Under President Jeb Bush, the divisions grew deeper and more pronounced. A chasm developed in the country, fueled by politicians needing to be re-elected. Jeb promised he wouldn’t be a worse president than his brother, “W.” He was. Bush’s directives, cronyism and the reversal of President Obama’s course sent the country back to the fearful, duct tape, shop till you drop, Osama Bin Laden, be fearful of those different from you, the terrorists are coming to get you days. Jeb infuriated the liberals. But something new happened. The liberals fought back. No one had counted on that happening. The liberals had never fought back before. But, flushed from their safe havens of intellectualism, the once staid liberals did something beside talk. “An eye for an eye,” became their war cry.

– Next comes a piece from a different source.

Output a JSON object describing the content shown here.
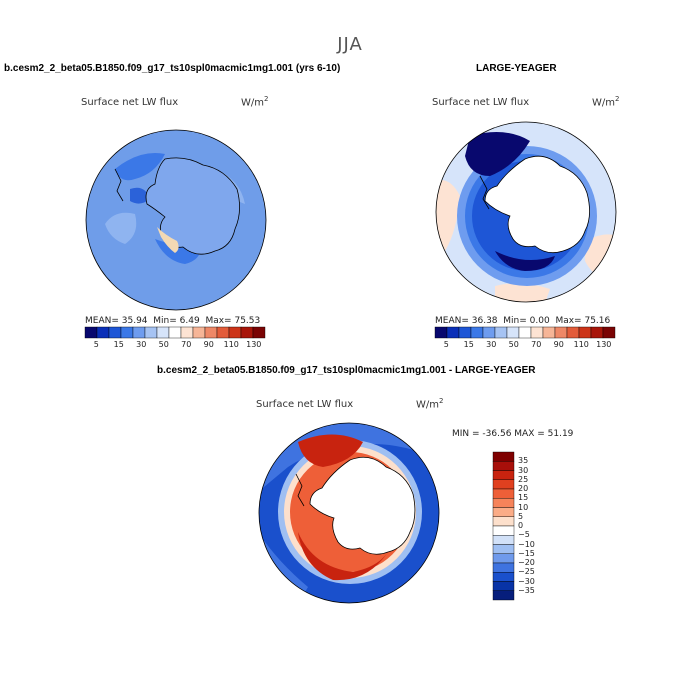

President Duvall Patrick, after much deliberation and counsel with his War Chiefs, decided that short of war, there was only one way to settle things. Elections? They no longer mattered. In 2025, no one believed in or trusted elections anymore. Elections could be bought or decided by a Supreme Court ruling. The controversial Supreme Court Ruling of 2010 allowing an endless supply of cash to flow into elections meant not only that elections could be bought, but also recalls could reverse elections, as with the short lived tenure of President Hillary Clinton. Neither of the three political parties was able to get a sixty-vote majority in the Senate. Things ground to a halt in Washington D.C.
The settlement was the one thing the southern republicans, the tea party people, the young, the gay, the independents, the helpless, the rich and the liberals could agree on.
During his 2025 State of the Union address, President Patrick announced the plan for a World College Super Duper Bowl I. Every four years, beginning in 2025, the country’s political differences would be settled by a football game.
The nation celebrated.
. . . . .
The North called timeout. Yank quarterback, Abdul Lewis, “the traitor” as the Southerners called him, because of his Alabama heritage, jogged over to meet his coach, the legendary Paul D. Jones.
Southern linebacker Co-Captains, Leroy Gilliam, and Kassan Lewis, Abdul’s younger brother, jogged over to their equally legendary head coach, Jake Snead from Ole Miss.
The bands on either side of the field broke into their respective fight songs. The Yank band played The Star Spangled Banner. The Reb band broke out a rousing version of Dixie. The 200,000 fans on both sides of the specially constructed stadium that sat geographically right in the middle of the country’s Mason–Dixon line, stood yelling and screaming, some with hands over their hearts, other drunk off their ass.